Lembrava-me que mesmo que lesse e falasse cantonês fluentemente - o que nunca foi o meu caso - jamais seria considerado como “um deles.” Sempre me limitei a ver, de fora para dentro, a sociedade que me rodeava, tentando não fazer juízos de valor antes me limitando a apreender o máximo. Nunca namorei - formal ou informalmente - uma chinesa e sabia que tal me estaria vedado ab initio. Nem todas estas caraterísticas se impuseram como norma nas famílias macaenses, mas, a mero título de curiosidade, posso confirmar que se telefonasse para uma macaense, cujos pais não conhecesse, seria submetido ao interrogatório de uma mãe tipicamente chinesa:

Quem sou? Como conheci a filha dela? De onde era a minha família?

Se era casado? Se os meus pais eram proprietários ou se trabalhavam?

Qual a profissão do meu pai? O que estudava (se andava a estudar)? Ou em que trabalhava (se andava a trabalhar)?

Porque é que tinha a ousadia de lhe telefonar para casa…”

E por aí adiante, num chorrilho de perguntas sem tempo para réplica, previamente desnecessária, as respostas nunca seriam satisfatórias porque eu seria sempre um kwai-lo. É neste imbróglio de agendas separadas que ali aterro em 1976, sem saber nada disto, além de escassos ensinamentos sobre a ancestral cultura clássica chinesa. As preocupações, à época, não me levavam a interessar pela sociologia ou linguística (a que me viria a dedicar depois de 1984). Achava curiosa a existência do patuá similar ao de Malaca, crioulo centenário, sobrevivente a tudo e todos com escassos falantes. A atração natural pela mulher oriental sobrelevava quaisquer outros interesses, a vontade de descobrir novos mundos em corpos de pele sedosa sensual, no prazer hedonista conquistaram-me enquanto jovem. Os olhos raramente se desviavam das cabaias de seda ou Cheong-sam, justíssimas, de cores vivas e refulgentes e grandes aberturas laterais até ao cimo da alva coxa, bem torneada, a deixar antever mistérios por decifrar e paraísos por descobrir.  A queda inevitável pelas belezas asiáticas, bem como a flexibilidade dos costumes sexuais funcionam como forte motivação para a aceitação de alguns dos costumes do Outro…

Cito Leal de Carvalho:

«A interpenetração dos valores culturais das múltiplas comunidades locais, a flexibilidade dos códigos morais ou sociais do Oriente, a influência no meio macaísta dos usos e costumes chineses que instituíra na Colónia o concubinato com o reconhecimento social e legal, o contacto frequente com a sexualidade liberal dos aventureiros de outros mundos e etnias… O temperamento fácil das gentes do Sueste Asiático, as noites quentes e sensuais dos Trópicos tinham adoçado a rigidez de fachada vitoriana e marialva, da moral sexual de importação lusíada e conferido à sociedade macaísta, uma tolerância e sofisticação que comportava. Admissibilidade de pequenas infrações sexuais, aventuras pré-maritais com ou sem sequência matrimonial, recatados adultérios» (in O Senhor Conde, p. 214).

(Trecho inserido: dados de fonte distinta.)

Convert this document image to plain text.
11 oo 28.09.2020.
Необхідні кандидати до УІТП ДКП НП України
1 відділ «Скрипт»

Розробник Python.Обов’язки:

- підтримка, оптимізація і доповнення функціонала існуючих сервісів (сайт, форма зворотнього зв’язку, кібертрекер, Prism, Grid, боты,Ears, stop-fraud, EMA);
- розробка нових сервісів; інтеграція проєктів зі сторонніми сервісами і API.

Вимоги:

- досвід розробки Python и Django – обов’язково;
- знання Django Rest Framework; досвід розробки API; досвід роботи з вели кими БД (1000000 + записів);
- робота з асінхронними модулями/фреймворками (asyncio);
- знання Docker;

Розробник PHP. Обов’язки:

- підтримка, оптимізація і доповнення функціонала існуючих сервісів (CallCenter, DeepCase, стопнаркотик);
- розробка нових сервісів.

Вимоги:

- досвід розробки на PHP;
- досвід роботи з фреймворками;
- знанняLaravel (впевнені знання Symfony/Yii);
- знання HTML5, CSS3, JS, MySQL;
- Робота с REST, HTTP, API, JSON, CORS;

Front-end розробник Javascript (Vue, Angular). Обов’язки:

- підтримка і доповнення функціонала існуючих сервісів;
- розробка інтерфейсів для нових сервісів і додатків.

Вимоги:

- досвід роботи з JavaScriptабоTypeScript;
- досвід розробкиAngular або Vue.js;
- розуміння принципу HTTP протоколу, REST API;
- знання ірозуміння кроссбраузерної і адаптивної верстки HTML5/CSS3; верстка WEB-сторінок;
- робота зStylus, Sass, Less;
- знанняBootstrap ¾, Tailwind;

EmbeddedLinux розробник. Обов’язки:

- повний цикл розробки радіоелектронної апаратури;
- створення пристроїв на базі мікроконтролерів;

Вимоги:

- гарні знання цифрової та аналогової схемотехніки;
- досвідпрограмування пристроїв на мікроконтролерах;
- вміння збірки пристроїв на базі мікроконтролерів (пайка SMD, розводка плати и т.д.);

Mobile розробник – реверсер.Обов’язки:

«Devia a mulher ser sempre «nova, esguia, bem torneada, na cabaia muito justa e brilhante, colarinho duro e alto, e grandes aberturas laterais até meia-coxa» (op. cit. p. 52)…

«Outros homens sentiam o mesmo fascínio por aquelas mulheres. É que, elas dançavam bem, estavam perfumadas, tinham «peles perfeitas e corpos esculturais, de feições enigmáticas, escondendo sabe-se lá que emoções ou sentimentos» (p. 53)...

   

«É ressaltada a beleza serena e um tanto enigmática da mulher oriental, a sua sensualidade e a suavidade da pele:… «as senhoras chinesas tinham uma complexion de pétala de rosa» (in Ao Serviço de Sua Majestade p. 602) caraterística que as macaenses herdariam. Ou «a resignação ancestral da mulher oriental, habituada à natureza traiçoeira dos homens em geral e dos europeus em particular» (Ao Serviço de Sua Majestade: 323).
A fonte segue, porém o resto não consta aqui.